Mike,
The capability that you are asking for does not exist, at least not within the LA HW. The data from a single physical external channel is, for the most part, connected directly to a single physical internal bit location. This means that if you only have 3 physical wires connected to your target, then approximately 95% (65/68) of the LA memory will not be used.
There are some things you can do in State mode, with some buses, using the Master/Slave or Demux modes to improve the situation by a factor of two. In Timing mode, you can go into half-channel/double-depth mode.
I had a very large customer who asked for this capability a few years ago. They only needed 1->4 fanout (16 -> 64 channels). It required an external box with some special programming, and only worked with the 16900 family of analyzers and cards. In their case, they were using the 256M cards, and this gave them 1G samples of data per capture. It was a pretty expensive solution.
As you note, besides the HW changes necessary to accommodate this, a number of SW changes would be required to reconstruct the data into a single stream. There are some tools that could do this on the 16900 Family, and, in theory, you could do this on a 16700 also using the optional SW development environment (whose name escapes me just now).

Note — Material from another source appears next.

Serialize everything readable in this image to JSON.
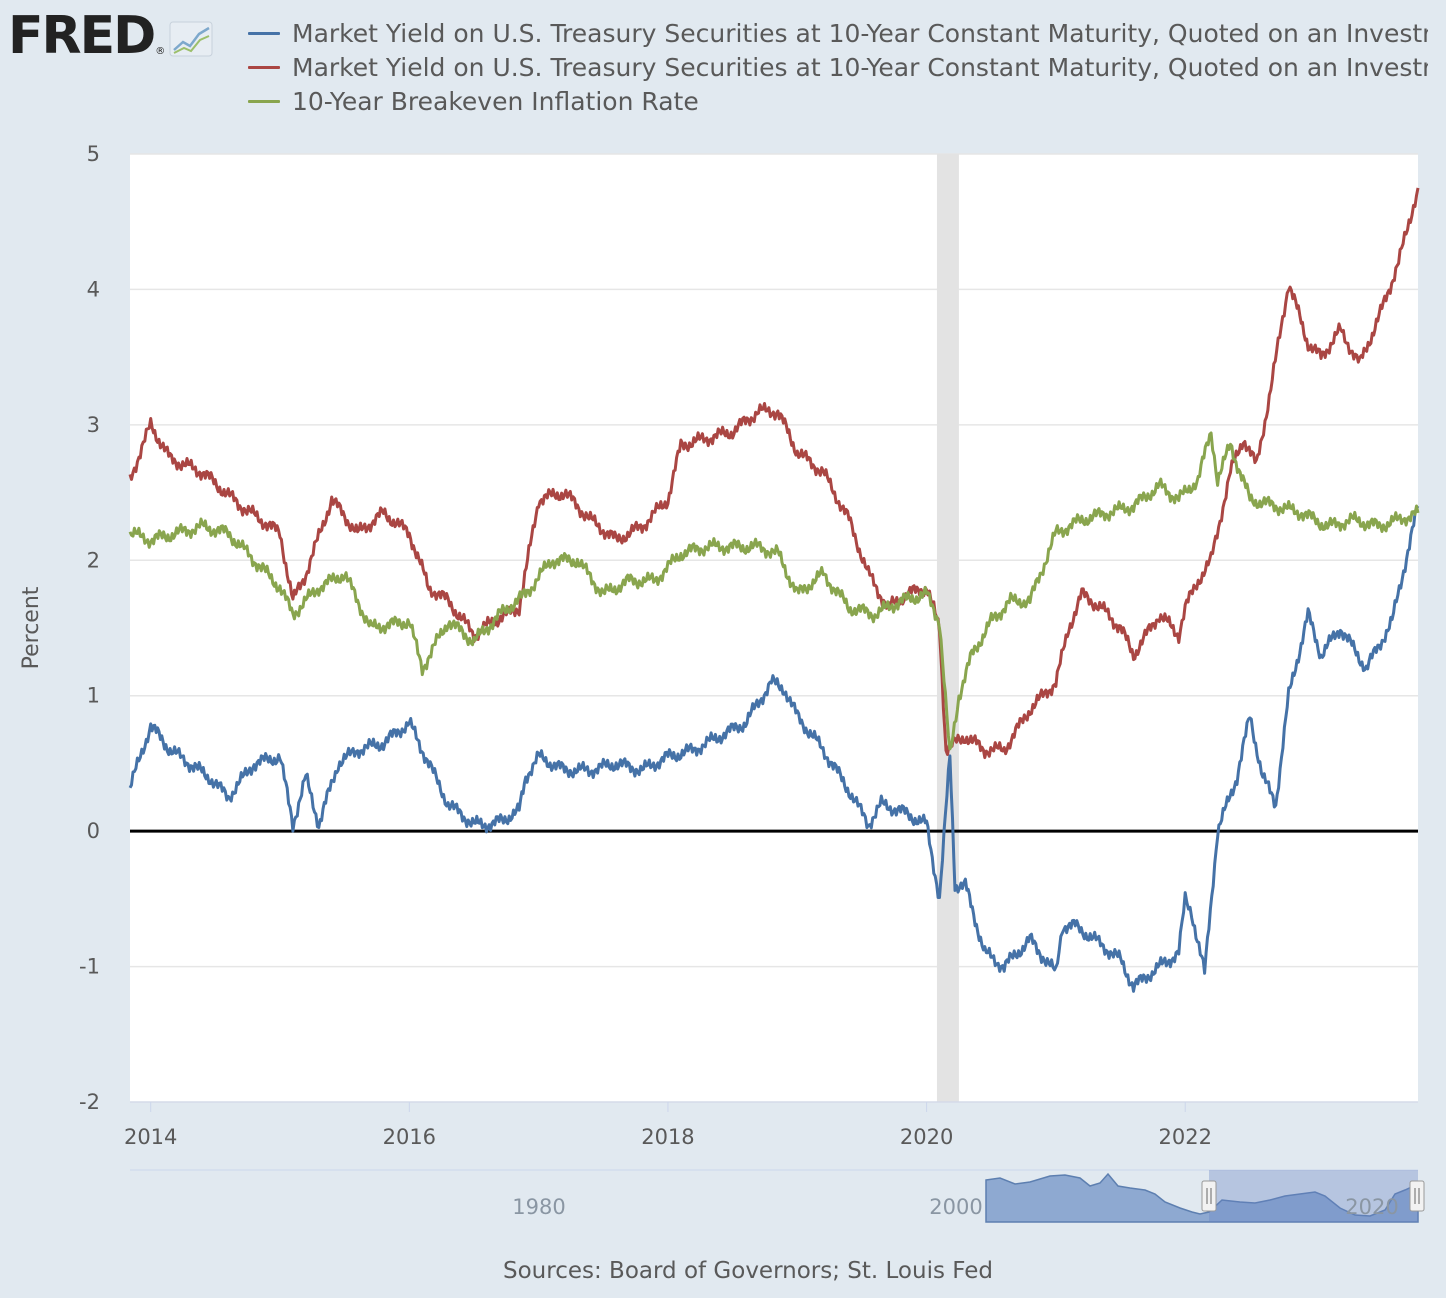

Depending on exactly what your signals look like, there might be another solution. Advanced Logical Devices
http://www.ald.com has an external box for connecting to I2C, SPI and RS-232. It converts the serial bitstream to parallel, and passes it to the LA that way. On at least one of the buses, they have a decoder. If your bitstream looks like one of the buses they support, you might be able to get much better memory utilization out of your LA.
Al